Dickson Nyaga & Jackson Muriira M’ Ithula v Republic [2020] KEHC 1083 (KLR)

Full Case Text

REPUBLIC OF KENYA

IN THE HIGH COURT OF KENYA AT MERU

RE-SENTENCING PETITION NO.59 OF 2019 AND NO. 19 OF 2020

DICKSON NYAGA............................................................1ST PETITIONER

JACKSON MURIIRA M’ ITHULA................................2ND PETITIONER

VERSUS

REPUBLIC..............................................................................RESPONDENT

R U L I N G

1. The petitioners were charged and convicted with the offence of murder contrary to section 203 as read with section 204 of the Penal Code in Criminal Case No. 32 of 2015. The particulars of the offence were that on 22nd August 2009 at Kalintheria sub Location, Mituntu Location of Tigania West district within Eastern province, the petitioners murdered Joseph Kailema.

2. They appealed against the decision in Criminal Appeal No. 32 of 2015 but the appellate court (S. Gatembu Kairu FCIArb, F.Sichale, S.ole Kantai JJJA) dismissed their appeal on 11th July 2019 and upheld their conviction and death sentence.

3. They have since filed their respective petitions seeking resentencing in line with the Supreme Court’s decision in Francis Muruatetu v Republic (2017) eklr. They also seek remission of their sentences pursuant to Section 46 of the Prisons Act.

4. In Francis Muruatetu v Republic (2017) eKLR, the Supreme Court of Kenya held that the mandatory nature of the death sentence was unconstitutional as it denied the Court its discretion in sentencing. The Court proceeded to set out the criteria or the principles that should guide a Court in sentencing.

5. Some of the considerations are age of the offender, being a first offender, whether the offender pleaded guilty, the character and record of the offender, commission of the offence in response to gender-based violence, remorsefulness of the offender, the possibility of reform and social re-adaptation of the offenderand any other factor that the Court considers relevant.

6. The petitioners in this case aver that they have reformed and have attached certificates of programmes they have undertaken during their rehabilitation. They asked the court to consider their mitigation.

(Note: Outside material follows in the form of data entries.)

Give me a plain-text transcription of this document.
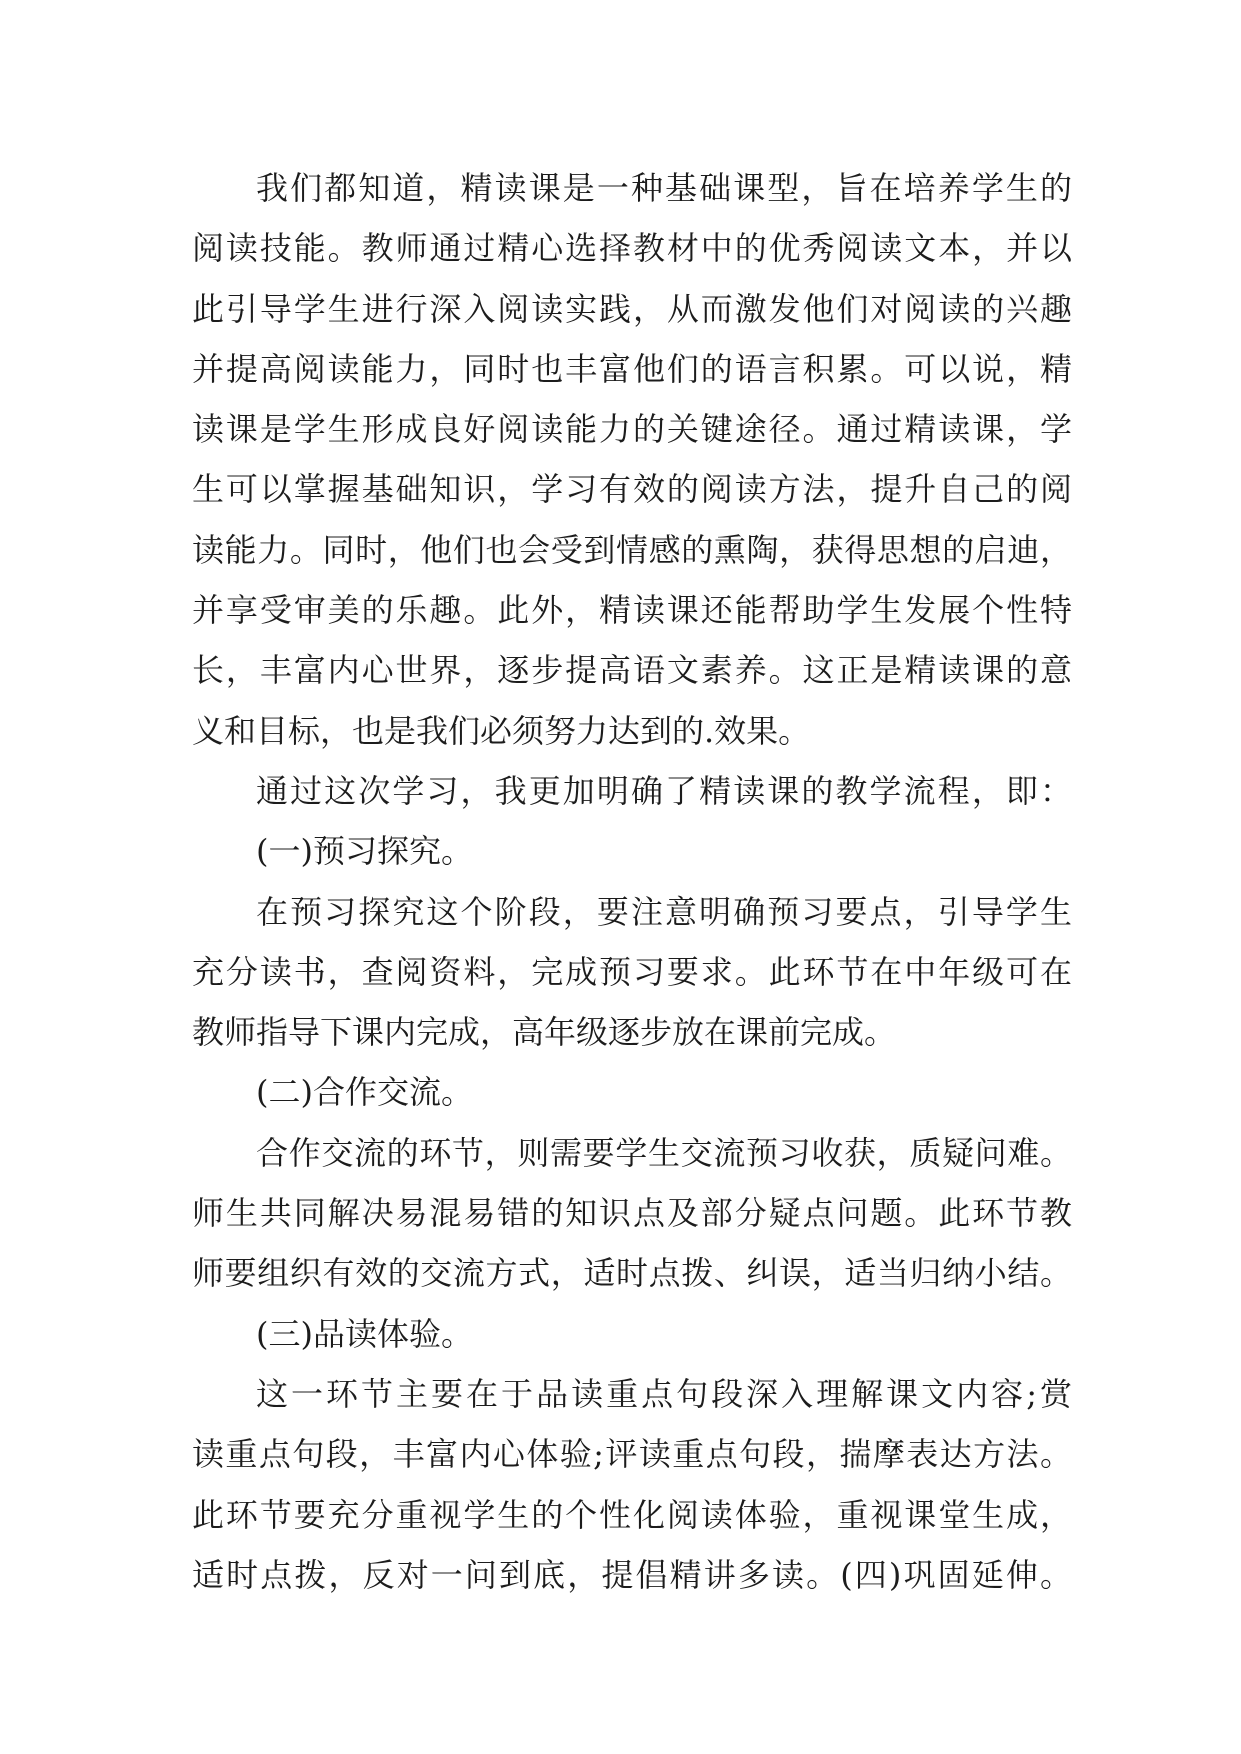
我们都知道，精读课是一种基础课型，旨在培养学生的
阅读技能。教师通过精心选择教材中的优秀阅读文本，并以
此引导学生进行深入阅读实践，从而激发他们对阅读的兴趣
并提高阅读能力，同时也丰富他们的语言积累。可以说，精
读课是学生形成良好阅读能力的关键途径。通过精读课，学
生可以掌握基础知识，学习有效的阅读方法，提升自己的阅
读能力。同时，他们也会受到情感的熏陶，获得思想的启迪，
并享受审美的乐趣。此外，精读课还能帮助学生发展个性特
长，丰富内心世界，逐步提高语文素养。这正是精读课的意
义和目标，也是我们必须努力达到的.效果。
通过这次学习，我更加明确了精读课的教学流程，即：
(一)预习探究。
在预习探究这个阶段，要注意明确预习要点，引导学生
充分读书，查阅资料，完成预习要求。此环节在中年级可在
教师指导下课内完成，高年级逐步放在课前完成。
(二)合作交流。
合作交流的环节，则需要学生交流预习收获，质疑问难。
师生共同解决易混易错的知识点及部分疑点问题。此环节教
师要组织有效的交流方式，适时点拨、纠误，适当归纳小结。
(三)品读体验。
这一环节主要在于品读重点句段深入理解课文内容;赏
读重点句段，丰富内心体验;评读重点句段，揣摩表达方法。
此环节要充分重视学生的个性化阅读体验，重视课堂生成，
适时点拨，反对一问到底，提倡精讲多读。(四)巩固延伸。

7. The 1st Petitioner stated that he has been incarcerated for 12 years, he was a first time offender and suffers from hypertension which is worsened by his incarceration. The 2nd petitioner averred that he has been incarcerated for 9 years, he sought forgiveness from the victims’ families and he is now aged 56 years. A brief report from the officer in Charge Nyeri Maximum prison was also favourable to the 2nd petitioner.

8. The 1st petitioner filed written submissions submitting that the time he has been in custody was sufficient punishment for him. He cited Micheal Kalewa v R (2018) eklr, Ahamad. A. Mohammed & Anor vs R (2008) eklr, Samson Njuguna Njoroge v R HCCR No. 150 of 2016 in support of his submissions.

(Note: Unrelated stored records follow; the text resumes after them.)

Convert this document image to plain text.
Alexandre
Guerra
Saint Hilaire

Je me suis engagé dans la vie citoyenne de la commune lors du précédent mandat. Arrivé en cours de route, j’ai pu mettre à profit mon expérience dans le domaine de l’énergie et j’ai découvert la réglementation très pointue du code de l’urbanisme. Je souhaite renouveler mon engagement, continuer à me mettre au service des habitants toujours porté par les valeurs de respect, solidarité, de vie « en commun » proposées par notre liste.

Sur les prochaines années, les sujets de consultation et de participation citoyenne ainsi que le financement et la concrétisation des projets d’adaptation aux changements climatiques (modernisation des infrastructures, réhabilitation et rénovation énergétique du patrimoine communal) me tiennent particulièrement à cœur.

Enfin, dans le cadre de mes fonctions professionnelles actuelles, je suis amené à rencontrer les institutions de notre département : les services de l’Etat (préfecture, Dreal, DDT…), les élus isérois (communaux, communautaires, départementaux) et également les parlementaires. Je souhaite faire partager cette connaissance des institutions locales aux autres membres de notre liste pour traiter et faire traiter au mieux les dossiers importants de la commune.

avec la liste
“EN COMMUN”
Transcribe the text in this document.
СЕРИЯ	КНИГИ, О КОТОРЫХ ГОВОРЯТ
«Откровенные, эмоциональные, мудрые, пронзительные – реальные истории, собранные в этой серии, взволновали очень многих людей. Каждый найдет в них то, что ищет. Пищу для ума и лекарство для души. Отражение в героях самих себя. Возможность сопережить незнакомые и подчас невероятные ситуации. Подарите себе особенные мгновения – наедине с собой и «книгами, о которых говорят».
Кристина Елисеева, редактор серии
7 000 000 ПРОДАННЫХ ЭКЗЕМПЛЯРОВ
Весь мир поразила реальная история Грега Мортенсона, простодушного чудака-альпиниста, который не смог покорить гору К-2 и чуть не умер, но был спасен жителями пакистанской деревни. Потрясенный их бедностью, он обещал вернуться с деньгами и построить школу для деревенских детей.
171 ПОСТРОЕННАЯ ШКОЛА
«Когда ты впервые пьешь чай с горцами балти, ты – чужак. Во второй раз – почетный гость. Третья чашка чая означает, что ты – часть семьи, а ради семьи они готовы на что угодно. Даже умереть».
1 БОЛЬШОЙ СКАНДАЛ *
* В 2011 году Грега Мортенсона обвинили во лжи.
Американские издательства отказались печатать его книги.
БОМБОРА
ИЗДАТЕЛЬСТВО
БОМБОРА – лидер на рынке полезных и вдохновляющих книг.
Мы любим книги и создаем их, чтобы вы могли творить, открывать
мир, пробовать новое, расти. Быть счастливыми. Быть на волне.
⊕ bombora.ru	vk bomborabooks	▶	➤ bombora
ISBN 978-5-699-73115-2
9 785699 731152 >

9. The respondent conceded that the petitioners were first time offenders. He submitted that a term sentence of 25 years would be commensurate to the offence.

10. I have considered the foregoing together with the circumstances of the offence. The facts of the case show that the offence was pre-meditated. Pw7 testified of the threats issued to him and the deceased by the 2nd Petitioner. The deceased had also made a diary of the threats made out to him by the 2nd Petitioner.

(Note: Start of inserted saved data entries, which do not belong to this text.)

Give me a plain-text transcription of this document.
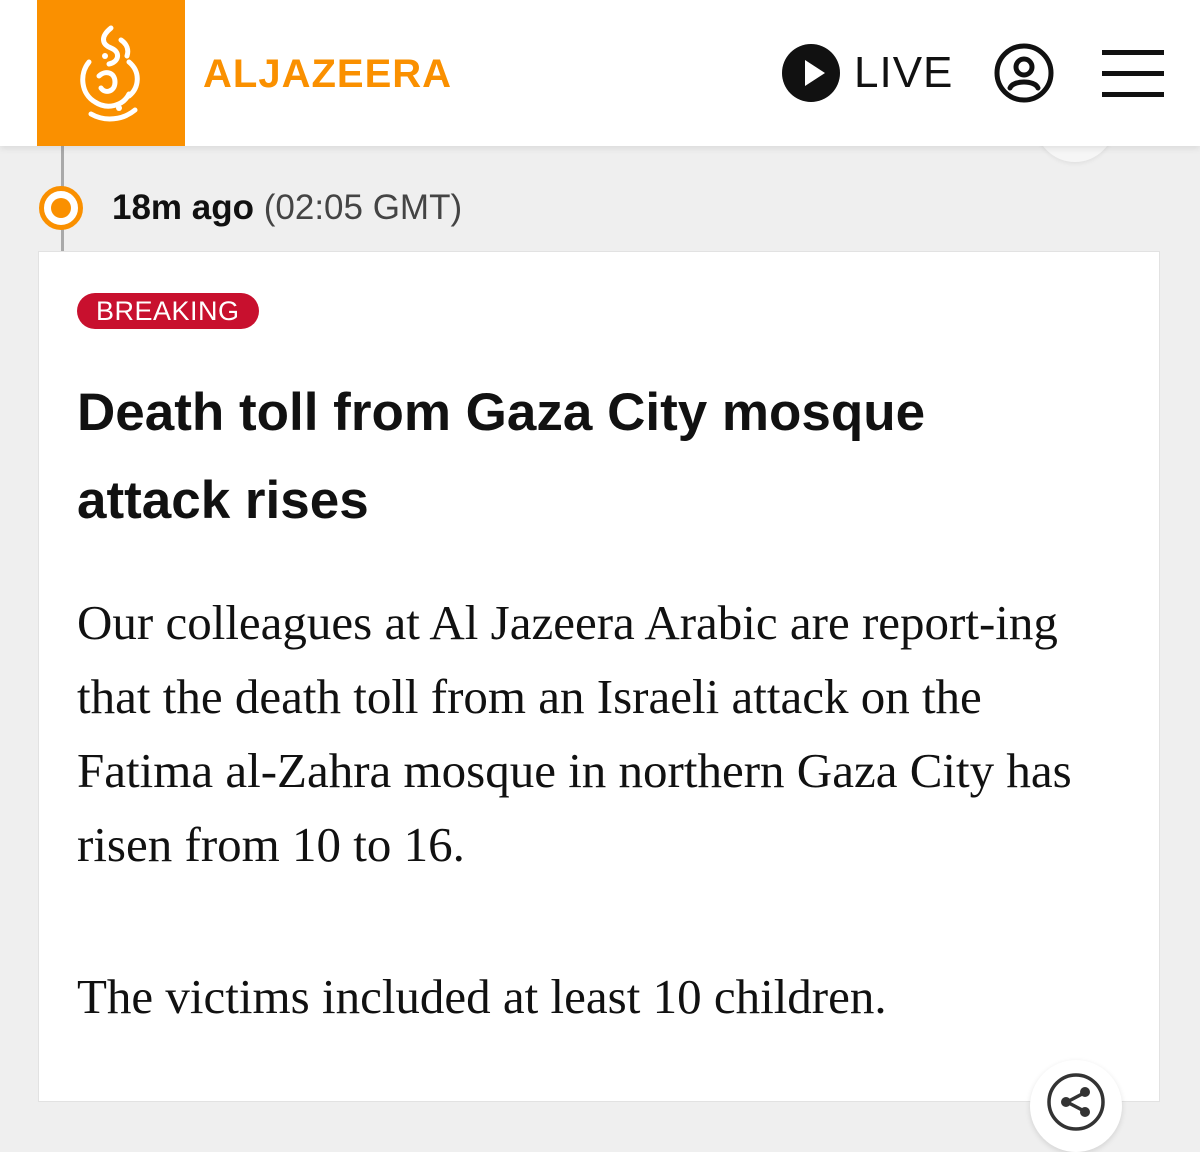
ALJAZEERA	LIVE
18m ago (02:05 GMT)
BREAKING
Death toll from Gaza City mosque attack rises

Our colleagues at Al Jazeera Arabic are report-ing that the death toll from an Israeli attack on the Fatima al-Zahra mosque in northern Gaza City has risen from 10 to 16.

The victims included at least 10 children.
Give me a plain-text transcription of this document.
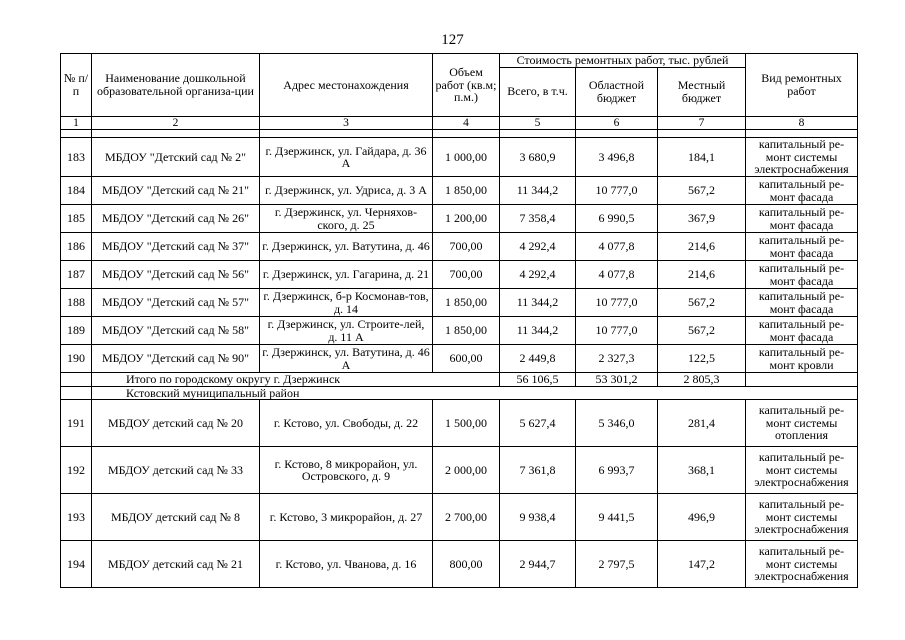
127
№ п/п	Наименование дошкольной образовательной организа-ции	Адрес местонахождения	Объем работ (кв.м; п.м.)	Стоимость ремонтных работ, тыс. рублей			Вид ремонтных работ
				Всего, в т.ч.	Областной бюджет	Местный бюджет	
1	2	3	4	5	6	7	8

183	МБДОУ "Детский сад № 2"	г. Дзержинск, ул. Гайдара, д. 36 А	1 000,00	3 680,9	3 496,8	184,1	капитальный ре-монт системы электроснабжения
184	МБДОУ "Детский сад № 21"	г. Дзержинск, ул. Удриса, д. 3 А	1 850,00	11 344,2	10 777,0	567,2	капитальный ре-монт фасада
185	МБДОУ "Детский сад № 26"	г. Дзержинск, ул. Черняхов-ского, д. 25	1 200,00	7 358,4	6 990,5	367,9	капитальный ре-монт фасада
186	МБДОУ "Детский сад № 37"	г. Дзержинск, ул. Ватутина, д. 46	700,00	4 292,4	4 077,8	214,6	капитальный ре-монт фасада
187	МБДОУ "Детский сад № 56"	г. Дзержинск, ул. Гагарина, д. 21	700,00	4 292,4	4 077,8	214,6	капитальный ре-монт фасада
188	МБДОУ "Детский сад № 57"	г. Дзержинск, б-р Космонав-тов, д. 14	1 850,00	11 344,2	10 777,0	567,2	капитальный ре-монт фасада
189	МБДОУ "Детский сад № 58"	г. Дзержинск, ул. Строите-лей, д. 11 А	1 850,00	11 344,2	10 777,0	567,2	капитальный ре-монт фасада
190	МБДОУ "Детский сад № 90"	г. Дзержинск, ул. Ватутина, д. 46 А	600,00	2 449,8	2 327,3	122,5	капитальный ре-монт кровли
	Итого по городскому округу г. Дзержинск			56 106,5	53 301,2	2 805,3	
	Кстовский муниципальный район						
191	МБДОУ детский сад № 20	г. Кстово, ул. Свободы, д. 22	1 500,00	5 627,4	5 346,0	281,4	капитальный ре-монт системы отопления
192	МБДОУ детский сад № 33	г. Кстово, 8 микрорайон, ул. Островского, д. 9	2 000,00	7 361,8	6 993,7	368,1	капитальный ре-монт системы электроснабжения
193	МБДОУ детский сад № 8	г. Кстово, 3 микрорайон, д. 27	2 700,00	9 938,4	9 441,5	496,9	капитальный ре-монт системы электроснабжения
194	МБДОУ детский сад № 21	г. Кстово, ул. Чванова, д. 16	800,00	2 944,7	2 797,5	147,2	капитальный ре-монт системы электроснабжения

11. Pw5, a daughter of the deceased confirmed seeing the 1st petitioner in the market when he enquired from her as to the ownership of the vehicle of the deceased. The petitioners followed the deceased to his home whereby they unleashed terror upon the deceased’s family before kidnapping him and later killing him. The family of the deceased would never heal from what the petitioners put it through.

12. Justice looks at both sides. While the petitioners crave for leniency, the Court must also look at the victims. I have taken into consideration the aggravating and mitigating factors raised by the petitioners. The defence was so brutal that apart from the loss of life, the deceased’s family was inflicted with terror that will be difficult to erase.

13. Accordingly, I set aside the death sentence and re-sentence the petitioners to life imprisonment.

SIGNEDat Nairobi.

A. MABEYA, FCIArb

JUDGE

DATEDand DELIVEREDat Meru this 10th day of December, 2020.